In the United Kingdom, we officially work to create the first completely synthetic human genome. A revolutionary step forward that would open the doors to personalized cellular therapies, transplants without donors, anti-aging treatments and much, much more. But also a leap in the dark, with bioethical implications and health risks and security difficult to predict. The project is called Synthetic Human Genome Project, and has just received a 10 million pound funding and a leading endorsement by the WellCome Trust, the richest beneficial body in the world dedicated to promoting medical research.
The new research program is an ideal continuation of the work done in the 90s by the Human Genome Project, a huge scientific effort that led to the first complete sequencing of the human genome. The program was completed in 2003, and more than 20 years later, our ability to read the DNA have advanced so much that there are those who decided that the time has come to write it alone.
The program includes the collaboration of the Universities of Cambridge, Kent, Manchester and Oxford, and the Imperial College of London, and aims to obtain a first synthetic human chromosome over the next 5-10 years. To get to a whole cell at that point there will still be 22 more. But already so, the goal is extremely ambitious, and to be completed it will require the development of completely new technologies and scientific knowledge. At the moment, in fact, it is impossible to summarize portions of DNA so large.
The greatest synthetic genome ever created is in fact that of a synthetic bacterium of the escherichia coli species, which has about four million couples of nitrogen bases (the “letters” with which the DNA is written). To obtain a human chromosome, 125 million are needed. For a whole cell, you get to 3 million. This should make clear the difficulties that the project will encounter. But also its potential: being able to write from scratch the genes of human cells, these can be studied, transformed into therapies, adapted to resist infections, modified to treat genetic pathologies and much more.

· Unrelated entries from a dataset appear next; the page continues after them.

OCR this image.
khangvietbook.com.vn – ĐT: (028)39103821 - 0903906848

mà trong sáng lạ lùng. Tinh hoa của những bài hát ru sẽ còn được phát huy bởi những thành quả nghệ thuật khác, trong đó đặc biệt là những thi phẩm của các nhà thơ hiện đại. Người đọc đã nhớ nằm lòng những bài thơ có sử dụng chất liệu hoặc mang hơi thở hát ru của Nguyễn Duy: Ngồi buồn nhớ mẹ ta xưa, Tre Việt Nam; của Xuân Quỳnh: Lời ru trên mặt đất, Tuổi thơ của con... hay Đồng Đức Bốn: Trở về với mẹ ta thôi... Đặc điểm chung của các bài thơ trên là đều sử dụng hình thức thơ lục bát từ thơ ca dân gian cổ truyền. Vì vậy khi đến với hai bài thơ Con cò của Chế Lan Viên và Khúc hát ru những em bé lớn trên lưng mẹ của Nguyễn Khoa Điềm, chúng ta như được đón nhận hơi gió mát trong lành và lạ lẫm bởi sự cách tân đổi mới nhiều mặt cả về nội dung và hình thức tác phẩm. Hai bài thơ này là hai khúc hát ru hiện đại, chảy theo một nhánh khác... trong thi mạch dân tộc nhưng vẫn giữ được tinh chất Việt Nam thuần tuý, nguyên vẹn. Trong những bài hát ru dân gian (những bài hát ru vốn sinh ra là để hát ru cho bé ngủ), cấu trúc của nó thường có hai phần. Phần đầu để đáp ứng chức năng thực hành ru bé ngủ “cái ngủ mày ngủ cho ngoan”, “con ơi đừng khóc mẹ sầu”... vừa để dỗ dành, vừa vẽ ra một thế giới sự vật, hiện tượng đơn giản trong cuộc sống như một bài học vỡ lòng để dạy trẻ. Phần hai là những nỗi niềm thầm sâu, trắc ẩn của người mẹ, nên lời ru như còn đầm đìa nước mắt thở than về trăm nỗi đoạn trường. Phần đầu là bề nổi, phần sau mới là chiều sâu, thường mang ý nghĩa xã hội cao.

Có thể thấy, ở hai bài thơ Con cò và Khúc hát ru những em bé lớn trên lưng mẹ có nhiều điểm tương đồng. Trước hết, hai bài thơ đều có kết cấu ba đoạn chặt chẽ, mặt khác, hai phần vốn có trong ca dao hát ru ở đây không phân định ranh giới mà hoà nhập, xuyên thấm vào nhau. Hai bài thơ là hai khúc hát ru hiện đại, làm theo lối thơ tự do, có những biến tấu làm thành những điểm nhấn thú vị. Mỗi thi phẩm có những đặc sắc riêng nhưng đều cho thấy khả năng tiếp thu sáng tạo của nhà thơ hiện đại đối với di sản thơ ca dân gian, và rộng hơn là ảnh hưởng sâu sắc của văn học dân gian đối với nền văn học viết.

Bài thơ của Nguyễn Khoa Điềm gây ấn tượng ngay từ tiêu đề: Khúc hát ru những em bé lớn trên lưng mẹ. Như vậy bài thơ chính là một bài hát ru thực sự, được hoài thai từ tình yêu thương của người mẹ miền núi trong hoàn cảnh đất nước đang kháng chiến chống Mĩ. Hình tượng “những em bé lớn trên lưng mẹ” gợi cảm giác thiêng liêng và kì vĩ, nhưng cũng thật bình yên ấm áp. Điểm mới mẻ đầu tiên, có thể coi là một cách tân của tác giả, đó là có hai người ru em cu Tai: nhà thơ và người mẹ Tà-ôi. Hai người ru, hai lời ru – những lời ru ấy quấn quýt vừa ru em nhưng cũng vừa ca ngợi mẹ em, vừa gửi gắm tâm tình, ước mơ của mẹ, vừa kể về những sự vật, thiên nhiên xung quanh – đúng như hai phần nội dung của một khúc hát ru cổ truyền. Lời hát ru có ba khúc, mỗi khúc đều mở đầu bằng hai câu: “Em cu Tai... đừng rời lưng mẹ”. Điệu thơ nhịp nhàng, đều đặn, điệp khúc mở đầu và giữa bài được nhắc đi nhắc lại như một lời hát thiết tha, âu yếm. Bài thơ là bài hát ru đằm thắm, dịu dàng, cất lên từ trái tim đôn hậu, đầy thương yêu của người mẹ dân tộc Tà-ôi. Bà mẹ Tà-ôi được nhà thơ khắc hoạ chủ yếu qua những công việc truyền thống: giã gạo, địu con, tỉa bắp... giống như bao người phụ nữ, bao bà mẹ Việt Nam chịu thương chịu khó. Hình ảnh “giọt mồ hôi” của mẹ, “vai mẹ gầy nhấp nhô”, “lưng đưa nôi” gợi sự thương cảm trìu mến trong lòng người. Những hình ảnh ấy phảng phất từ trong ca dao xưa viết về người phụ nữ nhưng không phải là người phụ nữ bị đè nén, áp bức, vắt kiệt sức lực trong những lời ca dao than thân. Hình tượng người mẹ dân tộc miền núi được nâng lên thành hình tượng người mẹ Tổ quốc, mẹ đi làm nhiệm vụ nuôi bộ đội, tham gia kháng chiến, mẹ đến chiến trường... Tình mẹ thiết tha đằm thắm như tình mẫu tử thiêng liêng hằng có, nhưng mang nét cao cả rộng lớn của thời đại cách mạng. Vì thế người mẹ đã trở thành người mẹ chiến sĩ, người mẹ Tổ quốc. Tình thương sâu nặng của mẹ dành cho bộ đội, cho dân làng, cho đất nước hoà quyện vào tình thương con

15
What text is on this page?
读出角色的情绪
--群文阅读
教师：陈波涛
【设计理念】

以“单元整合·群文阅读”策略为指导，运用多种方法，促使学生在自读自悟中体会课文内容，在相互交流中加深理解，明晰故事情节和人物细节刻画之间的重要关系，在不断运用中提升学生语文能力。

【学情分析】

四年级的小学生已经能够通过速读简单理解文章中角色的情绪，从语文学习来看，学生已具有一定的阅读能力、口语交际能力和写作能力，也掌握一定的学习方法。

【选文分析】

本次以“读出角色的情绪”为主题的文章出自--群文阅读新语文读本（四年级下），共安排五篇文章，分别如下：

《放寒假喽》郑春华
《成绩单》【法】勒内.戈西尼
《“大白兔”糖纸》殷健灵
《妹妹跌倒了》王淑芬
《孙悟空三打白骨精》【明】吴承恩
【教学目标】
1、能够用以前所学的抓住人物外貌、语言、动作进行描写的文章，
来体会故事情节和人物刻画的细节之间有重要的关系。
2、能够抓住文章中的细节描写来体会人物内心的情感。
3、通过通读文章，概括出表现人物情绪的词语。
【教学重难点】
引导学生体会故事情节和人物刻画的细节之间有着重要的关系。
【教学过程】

Obviously, in the same way they can be used to hurt: in the wrong hands, such technology can easily produce biological weapons or be used to genetically change human beings. “The genius is out of the bottle,” commented in this regard the geneticist of the University of Edinburgh Bill Earnshaw interviewed by the BBC. “We can also have a series of rules today, but if an organization that has access to the appropriate tools decides to summarize anything, I don’t think we would be able to prevent it.”
This kind of concerns are obvious, as the Synthetic Human Genome Project researchers are recognized, which in fact provides for a twin study entrusted to sociologists and other social science specialists, to examine the ethical, legal and social implications of these new technologies.